Oscar shoved his snout against Walter’s. “Canadian Bacon,” he squealed.
“Ham,” Walter squealed back.
“Oh give it a rest,” Sally clucked. “What in the world difference does it make? Bacon is bacon.”
“Technically,” Oscar said, “it's neither ham nor bacon. Here in the good old US, bacon is the term given to cured pork belly, ham is the term given to cured pork shoulder or butt, and Canadian bacon is the term given to cured pork loin--”

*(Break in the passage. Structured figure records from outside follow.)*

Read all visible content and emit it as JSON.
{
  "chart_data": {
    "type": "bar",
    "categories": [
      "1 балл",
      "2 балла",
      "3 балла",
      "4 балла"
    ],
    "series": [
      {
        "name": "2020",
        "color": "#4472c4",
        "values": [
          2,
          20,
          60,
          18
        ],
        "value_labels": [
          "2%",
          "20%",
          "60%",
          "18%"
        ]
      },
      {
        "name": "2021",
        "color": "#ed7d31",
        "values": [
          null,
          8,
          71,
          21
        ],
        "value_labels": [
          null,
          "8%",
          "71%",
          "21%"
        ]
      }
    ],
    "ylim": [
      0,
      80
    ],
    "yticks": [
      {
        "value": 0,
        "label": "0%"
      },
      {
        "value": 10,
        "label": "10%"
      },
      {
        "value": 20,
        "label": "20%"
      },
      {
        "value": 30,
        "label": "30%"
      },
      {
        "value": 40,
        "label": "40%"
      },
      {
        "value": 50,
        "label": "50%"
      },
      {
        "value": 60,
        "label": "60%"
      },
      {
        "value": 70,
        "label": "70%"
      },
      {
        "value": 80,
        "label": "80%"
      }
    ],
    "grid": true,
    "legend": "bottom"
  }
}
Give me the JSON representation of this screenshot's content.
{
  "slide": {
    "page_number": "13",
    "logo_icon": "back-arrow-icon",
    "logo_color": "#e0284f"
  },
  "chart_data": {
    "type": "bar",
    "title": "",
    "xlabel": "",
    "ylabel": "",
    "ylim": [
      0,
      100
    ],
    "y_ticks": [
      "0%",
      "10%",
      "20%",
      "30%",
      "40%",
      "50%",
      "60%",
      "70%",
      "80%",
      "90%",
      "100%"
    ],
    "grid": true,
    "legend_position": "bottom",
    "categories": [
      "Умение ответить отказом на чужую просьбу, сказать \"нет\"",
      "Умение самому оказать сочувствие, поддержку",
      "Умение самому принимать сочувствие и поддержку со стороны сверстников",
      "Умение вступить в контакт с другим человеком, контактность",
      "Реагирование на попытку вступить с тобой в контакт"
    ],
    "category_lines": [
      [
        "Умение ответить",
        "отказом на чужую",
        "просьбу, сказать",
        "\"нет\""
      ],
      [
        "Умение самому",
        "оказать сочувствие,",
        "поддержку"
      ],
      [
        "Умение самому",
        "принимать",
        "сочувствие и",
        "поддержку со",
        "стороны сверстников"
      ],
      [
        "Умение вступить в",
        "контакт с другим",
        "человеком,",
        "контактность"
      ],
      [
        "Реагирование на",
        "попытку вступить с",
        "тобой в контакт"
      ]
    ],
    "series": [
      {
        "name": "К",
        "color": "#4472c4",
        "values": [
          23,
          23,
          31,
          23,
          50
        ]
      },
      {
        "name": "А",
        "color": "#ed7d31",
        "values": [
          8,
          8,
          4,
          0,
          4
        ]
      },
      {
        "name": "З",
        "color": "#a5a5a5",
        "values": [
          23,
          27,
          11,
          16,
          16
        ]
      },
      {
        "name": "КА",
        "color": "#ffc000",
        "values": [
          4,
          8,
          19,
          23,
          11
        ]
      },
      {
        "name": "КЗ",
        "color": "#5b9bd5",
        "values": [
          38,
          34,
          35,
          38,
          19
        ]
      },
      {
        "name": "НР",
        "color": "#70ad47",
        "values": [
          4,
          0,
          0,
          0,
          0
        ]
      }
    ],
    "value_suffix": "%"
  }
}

A gaggle of goslings erupted in laughter. “He said butt,” one of them boldly reported, then to the stern stare from mother, “but I would never say that myself.”
“Well if it goes on a Hawaiian pizza," Rocky said as he nosed through garbage, "it's ham. Telling me what part of the pig's body it's from does nothing for me.”
Owl, perched atop a fence post, raised his brow curious. “You're a raccoon. You eat trash. You’re going to have a difficult time convincing me you’re picky.”
Walter continued to defend. “I’ve never seen this product you call Canadian Bacon sold or served in Canada. What we call Canadian Bacon is Peameal or Back Bacon. Both terms are used interchangeably."
Oscar screwed up his snout. “When have you been to Canada?”
Walter nodded dismissively. “I haven’t. I read that in the paper.”
“Hey,” Rocky piped up, “speaking of papers, here’s the comics from Sunday’s edition. Do you want to read them Walter, before I finish them off that is?”
Oscar continued. “Well, I went to Culinary School in Toronto, and was taught in my butchery class that conventionally streaky bacon is taken from the belly. Peameal, or back bacon, is taken from the loin. Canadian Bacon, is taken from the boneless side. That should clear things up.”
It was Owl’s turn to question now. “A pig in Culinary School?”
Oscar revisited his claim. “Well, actually, I caught a few episodes of a cooking show on a television—okay fine, I read about in the paper as well. But it is true.”
* * *
“Hey Dad,” Timmy said as he gobbled down his breakfast. “This bacon tastes different. Why do you suppose that is?”
Dad took a bite of his own. “I don’t know Timbo but I don’t think I’ll be buying anymore pigs from Canada."